Microbiota modulation emerges as a key mechanism

The study also explored how the peptide influenced gut microbial communities. Sequencing of faecal microbiota revealed that LR treatment reshaped microbial composition in mice with colitis. Notably, the abundance of the beneficial bacterium Akkermansia muciniphila increased significantly following AMP treatment. This species has been linked to improved gut barrier function and reduced inflammation in several intestinal disorders. Further experiments demonstrated that supplementation with A. muciniphila alone could partially alleviate colitis symptoms, suggesting that microbiota modulation contributes to the therapeutic effect of the peptide. Importantly, LR selectively inhibited pathogenic bacteria while sparing A. muciniphila, highlighting a favourable microbiome-preserving antimicrobial profile.

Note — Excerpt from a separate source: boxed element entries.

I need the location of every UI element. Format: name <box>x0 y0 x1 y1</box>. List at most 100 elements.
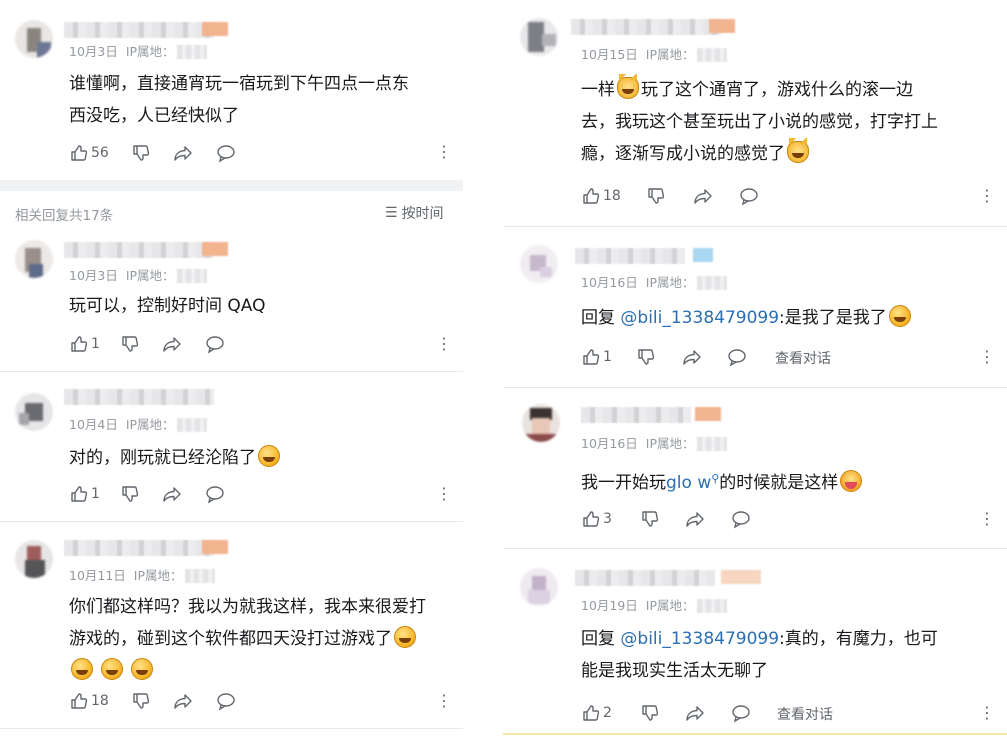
cat-emoji-icon <box>617 74 639 99</box>
share-button[interactable] <box>173 143 193 163</box>
emoji-row <box>69 655 459 687</box>
dislike-button[interactable] <box>131 143 151 163</box>
like-button[interactable]: 2 <box>581 703 612 723</box>
reply-button[interactable] <box>205 484 225 504</box>
user-mention-link[interactable]: @bili_1338479099 <box>620 308 779 328</box>
avatar[interactable] <box>15 240 53 278</box>
avatar[interactable] <box>15 540 53 578</box>
like-count: 3 <box>603 511 612 527</box>
comment-bubble-icon <box>217 145 235 163</box>
avatar[interactable] <box>15 393 53 431</box>
more-icon[interactable]: ⋮ <box>979 511 995 527</box>
like-button[interactable]: 1 <box>581 347 612 367</box>
share-button[interactable] <box>685 509 705 529</box>
comment-line: 去，我玩这个甚至玩出了小说的感觉，打字打上 <box>581 112 938 132</box>
share-button[interactable] <box>685 703 705 723</box>
ip-label: IP属地： <box>133 568 183 583</box>
user-mention-link[interactable]: @bili_1338479099 <box>620 629 779 649</box>
avatar[interactable] <box>15 20 53 58</box>
reply-count-label: 相关回复共17条 <box>15 208 114 224</box>
dislike-button[interactable] <box>120 334 140 354</box>
comment-bubble-icon <box>728 349 746 367</box>
reply-text: 对的，刚玩就已经沦陷了 <box>69 442 282 474</box>
like-button[interactable]: 56 <box>69 143 109 163</box>
avatar[interactable] <box>520 568 558 606</box>
like-button[interactable]: 18 <box>581 186 621 206</box>
reply-button[interactable] <box>731 703 751 723</box>
thumbs-down-icon <box>648 188 665 204</box>
more-icon[interactable]: ⋮ <box>436 486 452 502</box>
share-icon <box>683 350 701 365</box>
reply-date: 10月4日 <box>69 417 118 432</box>
like-button[interactable]: 18 <box>69 691 109 711</box>
share-button[interactable] <box>162 334 182 354</box>
reply-button[interactable] <box>216 691 236 711</box>
username-blurred[interactable] <box>64 242 228 258</box>
reply-text: 你们都这样吗？我以为就我这样，我本来很爱打 游戏的，碰到这个软件都四天没打过游戏… <box>69 591 459 687</box>
username-blurred[interactable] <box>575 570 761 586</box>
comment-date: 10月15日 <box>581 47 638 62</box>
crying-laughing-emoji-icon <box>131 658 153 680</box>
comment-bubble-icon <box>217 693 235 711</box>
like-button[interactable]: 1 <box>69 334 100 354</box>
more-icon[interactable]: ⋮ <box>979 705 995 721</box>
sort-by-time-button[interactable]: ☰ 按时间 <box>385 203 444 223</box>
view-conversation-link[interactable]: 查看对话 <box>777 704 833 724</box>
share-icon <box>686 512 704 527</box>
share-button[interactable] <box>173 691 193 711</box>
dislike-button[interactable] <box>120 484 140 504</box>
like-button[interactable]: 1 <box>69 484 100 504</box>
thumbs-up-icon <box>71 145 88 161</box>
reply-button[interactable] <box>205 334 225 354</box>
like-count: 1 <box>603 349 612 365</box>
reply-meta: 10月16日 IP属地： <box>581 433 727 452</box>
reply-line: 游戏的，碰到这个软件都四天没打过游戏了 <box>69 623 459 655</box>
reply-button[interactable] <box>731 509 751 529</box>
like-count: 18 <box>91 693 109 709</box>
comment-line: 瘾，逐渐写成小说的感觉了 <box>581 138 1001 170</box>
username-blurred[interactable] <box>64 22 228 38</box>
comment-bubble-icon <box>206 486 224 504</box>
sort-label: 按时间 <box>401 206 444 222</box>
more-icon[interactable]: ⋮ <box>436 336 452 352</box>
more-icon[interactable]: ⋮ <box>436 144 452 160</box>
username-blurred[interactable] <box>64 389 214 405</box>
avatar[interactable] <box>522 404 560 442</box>
comment-line: 谁懂啊，直接通宵玩一宿玩到下午四点一点东 <box>69 74 409 94</box>
share-button[interactable] <box>682 347 702 367</box>
dislike-button[interactable] <box>640 703 660 723</box>
more-icon[interactable]: ⋮ <box>979 349 995 365</box>
avatar[interactable] <box>520 18 558 56</box>
share-icon <box>163 487 181 502</box>
share-button[interactable] <box>162 484 182 504</box>
reply-button[interactable] <box>216 143 236 163</box>
username-blurred[interactable] <box>581 407 721 423</box>
comment-bubble-icon <box>740 188 758 206</box>
comment-line: 西没吃，人已经快似了 <box>69 106 239 126</box>
more-icon[interactable]: ⋮ <box>979 188 995 204</box>
dislike-button[interactable] <box>646 186 666 206</box>
share-button[interactable] <box>693 186 713 206</box>
comment-line: 一样 玩了这个通宵了，游戏什么的滚一边 <box>581 74 1001 106</box>
crying-laughing-emoji-icon <box>258 445 280 467</box>
avatar[interactable] <box>520 245 558 283</box>
comment-bubble-icon <box>206 336 224 354</box>
dislike-button[interactable] <box>640 509 660 529</box>
reply-button[interactable] <box>727 347 747 367</box>
reply-button[interactable] <box>739 186 759 206</box>
dislike-button[interactable] <box>636 347 656 367</box>
like-button[interactable]: 3 <box>581 509 612 529</box>
dislike-button[interactable] <box>131 691 151 711</box>
view-conversation-link[interactable]: 查看对话 <box>775 348 831 368</box>
reply-text: 回复 @bili_1338479099:是我了是我了 <box>581 302 1001 334</box>
ip-label: IP属地： <box>125 417 175 432</box>
like-count: 2 <box>603 705 612 721</box>
username-blurred[interactable] <box>571 19 735 35</box>
comment-bubble-icon <box>732 511 750 529</box>
username-blurred[interactable] <box>575 248 713 264</box>
more-icon[interactable]: ⋮ <box>436 693 452 709</box>
comment-meta: 10月15日 IP属地： <box>581 44 727 63</box>
ip-label: IP属地： <box>645 598 695 613</box>
search-keyword-link[interactable]: glo w <box>666 473 711 493</box>
username-blurred[interactable] <box>64 540 228 556</box>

Implications for future therapies

Together, the findings illustrate how machine learning can streamline the discovery of novel therapeutic peptides. By integrating computational screening with experimental validation, the researchers identified a stable and selective AMP with promising anti-inflammatory activity in UC. 

Although further studies are needed to evaluate long-term safety and translation to human disease, the study highlights a new strategy for developing microbiota-friendly therapeutics for inflammatory bowel disease. As artificial intelligence continues to transform drug discovery, machine learning-guided peptide design may open new avenues for treating complex diseases such as ulcerative colitis.